La menace des super terroristes étant l’excuse parfaite pour accuser les populations étrangères et faire de l’homme blanc une espèce menacée pour sa couleur de peau ( sic ) . Stormfront se révélant être une contemporaine du régime nazi, rien d’étonnant à ce qu’elle voit en Homelander , le parfait aryen, le surhomme dont ce régime a tant rêvé.Ce dernier, avide de pouvoir et surtout d’admiration sera manipulé par Stormfront sans forcément adhérer complètement avec ses idéaux. Le caractère frontal de la série est à saluer, faire de Stormfront une ancienne nazi n’est pas un manque de subtilité, ces groupuscules suprématistes sont les héritiers de ce régime et de cette idéologie, les nommer ainsi permet de mettre le public face à cette réalité. Comme le dit si bien ‘Stormfront, une partie du public adhère à cette idéologie, tout en refusant d’être affilié au mot nazi.

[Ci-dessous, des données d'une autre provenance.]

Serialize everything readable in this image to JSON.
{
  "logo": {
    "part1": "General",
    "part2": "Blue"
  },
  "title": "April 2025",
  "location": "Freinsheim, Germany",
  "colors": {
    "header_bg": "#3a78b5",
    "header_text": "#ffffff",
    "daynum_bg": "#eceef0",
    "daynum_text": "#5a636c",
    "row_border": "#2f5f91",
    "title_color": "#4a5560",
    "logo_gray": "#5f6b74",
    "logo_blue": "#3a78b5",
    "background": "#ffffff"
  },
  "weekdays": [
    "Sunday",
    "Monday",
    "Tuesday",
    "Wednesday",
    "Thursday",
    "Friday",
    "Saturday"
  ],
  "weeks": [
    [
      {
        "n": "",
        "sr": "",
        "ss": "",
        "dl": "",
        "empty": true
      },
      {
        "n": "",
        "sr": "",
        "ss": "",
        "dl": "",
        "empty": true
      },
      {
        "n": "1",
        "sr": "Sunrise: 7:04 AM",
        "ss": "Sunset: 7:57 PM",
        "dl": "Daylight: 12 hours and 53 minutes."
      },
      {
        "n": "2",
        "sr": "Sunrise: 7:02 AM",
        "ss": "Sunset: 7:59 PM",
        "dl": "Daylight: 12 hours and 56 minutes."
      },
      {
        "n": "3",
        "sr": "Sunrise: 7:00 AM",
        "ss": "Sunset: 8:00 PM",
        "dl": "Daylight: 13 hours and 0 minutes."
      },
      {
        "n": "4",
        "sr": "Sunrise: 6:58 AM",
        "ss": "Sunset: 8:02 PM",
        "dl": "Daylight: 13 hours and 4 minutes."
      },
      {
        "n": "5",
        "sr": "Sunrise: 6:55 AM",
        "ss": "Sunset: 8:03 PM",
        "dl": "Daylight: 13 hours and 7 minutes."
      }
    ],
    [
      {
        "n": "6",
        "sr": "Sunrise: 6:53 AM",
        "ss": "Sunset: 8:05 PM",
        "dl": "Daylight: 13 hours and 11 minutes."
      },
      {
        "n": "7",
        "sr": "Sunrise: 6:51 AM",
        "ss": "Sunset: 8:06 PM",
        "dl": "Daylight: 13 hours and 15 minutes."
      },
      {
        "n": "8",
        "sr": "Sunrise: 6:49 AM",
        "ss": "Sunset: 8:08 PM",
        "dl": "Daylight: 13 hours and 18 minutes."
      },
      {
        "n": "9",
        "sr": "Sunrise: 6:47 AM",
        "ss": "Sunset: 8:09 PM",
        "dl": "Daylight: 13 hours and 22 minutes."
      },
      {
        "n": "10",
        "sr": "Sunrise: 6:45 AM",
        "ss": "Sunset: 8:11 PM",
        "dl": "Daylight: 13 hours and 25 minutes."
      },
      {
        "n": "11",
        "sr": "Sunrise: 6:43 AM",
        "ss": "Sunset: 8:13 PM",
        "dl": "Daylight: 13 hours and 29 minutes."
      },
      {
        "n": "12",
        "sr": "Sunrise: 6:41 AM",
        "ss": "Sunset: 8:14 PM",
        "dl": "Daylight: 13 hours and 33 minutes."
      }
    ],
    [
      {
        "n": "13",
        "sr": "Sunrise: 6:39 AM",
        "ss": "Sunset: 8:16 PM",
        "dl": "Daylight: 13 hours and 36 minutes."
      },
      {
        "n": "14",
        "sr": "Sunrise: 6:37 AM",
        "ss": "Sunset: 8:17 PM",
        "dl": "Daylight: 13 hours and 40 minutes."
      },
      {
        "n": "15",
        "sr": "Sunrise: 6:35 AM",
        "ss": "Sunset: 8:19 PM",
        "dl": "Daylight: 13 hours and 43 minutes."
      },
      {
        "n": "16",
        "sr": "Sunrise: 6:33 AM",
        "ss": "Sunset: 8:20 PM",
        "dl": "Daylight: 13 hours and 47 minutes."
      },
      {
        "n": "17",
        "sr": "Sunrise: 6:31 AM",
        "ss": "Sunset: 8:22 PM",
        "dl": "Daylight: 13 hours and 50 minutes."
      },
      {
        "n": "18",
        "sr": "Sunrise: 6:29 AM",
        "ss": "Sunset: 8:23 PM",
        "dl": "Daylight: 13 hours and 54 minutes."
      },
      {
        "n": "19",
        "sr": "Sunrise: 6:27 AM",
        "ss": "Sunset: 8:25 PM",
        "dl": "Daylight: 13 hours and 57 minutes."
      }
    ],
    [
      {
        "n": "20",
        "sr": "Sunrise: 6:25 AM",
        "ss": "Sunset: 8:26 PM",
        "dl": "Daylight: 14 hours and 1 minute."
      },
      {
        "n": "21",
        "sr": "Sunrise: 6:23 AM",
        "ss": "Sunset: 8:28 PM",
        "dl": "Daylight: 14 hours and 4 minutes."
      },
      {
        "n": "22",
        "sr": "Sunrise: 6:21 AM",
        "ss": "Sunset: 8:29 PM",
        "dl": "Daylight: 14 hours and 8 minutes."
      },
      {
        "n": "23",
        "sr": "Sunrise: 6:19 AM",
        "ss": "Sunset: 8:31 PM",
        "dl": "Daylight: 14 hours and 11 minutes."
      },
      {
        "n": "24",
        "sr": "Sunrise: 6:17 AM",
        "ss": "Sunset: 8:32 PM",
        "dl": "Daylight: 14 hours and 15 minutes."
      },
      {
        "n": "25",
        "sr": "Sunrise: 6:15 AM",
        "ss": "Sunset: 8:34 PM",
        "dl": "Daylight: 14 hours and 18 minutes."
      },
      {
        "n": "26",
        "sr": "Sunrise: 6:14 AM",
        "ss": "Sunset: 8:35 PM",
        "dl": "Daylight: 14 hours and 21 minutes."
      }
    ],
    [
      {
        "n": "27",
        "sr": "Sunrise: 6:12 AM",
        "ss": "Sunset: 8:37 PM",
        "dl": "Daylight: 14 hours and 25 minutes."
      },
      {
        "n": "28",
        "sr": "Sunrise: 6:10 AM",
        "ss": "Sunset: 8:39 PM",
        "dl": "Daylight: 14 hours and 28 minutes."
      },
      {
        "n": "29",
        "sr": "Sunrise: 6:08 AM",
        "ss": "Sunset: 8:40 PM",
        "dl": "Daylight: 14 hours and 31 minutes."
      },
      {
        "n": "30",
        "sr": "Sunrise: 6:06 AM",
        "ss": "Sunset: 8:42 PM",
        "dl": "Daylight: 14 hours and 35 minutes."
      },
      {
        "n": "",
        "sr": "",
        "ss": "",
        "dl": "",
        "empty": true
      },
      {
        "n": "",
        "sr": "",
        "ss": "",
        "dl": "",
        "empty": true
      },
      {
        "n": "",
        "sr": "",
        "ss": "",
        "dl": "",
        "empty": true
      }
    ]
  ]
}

A moins d’un mois d’une élection capitale pour les Etats-unis ( et pour le reste du monde ) il est bon de voir que, même au sein de certaines productions , des auteurs utilisent encore la figure du super-héros pour commenter la politique contemporaine. Perpétuant ainsi une longue tradition débutée en 1938 lorsque deux artistes juifs imaginaient le destin d’un immigré venu de Krypton et débarquant en Amérique.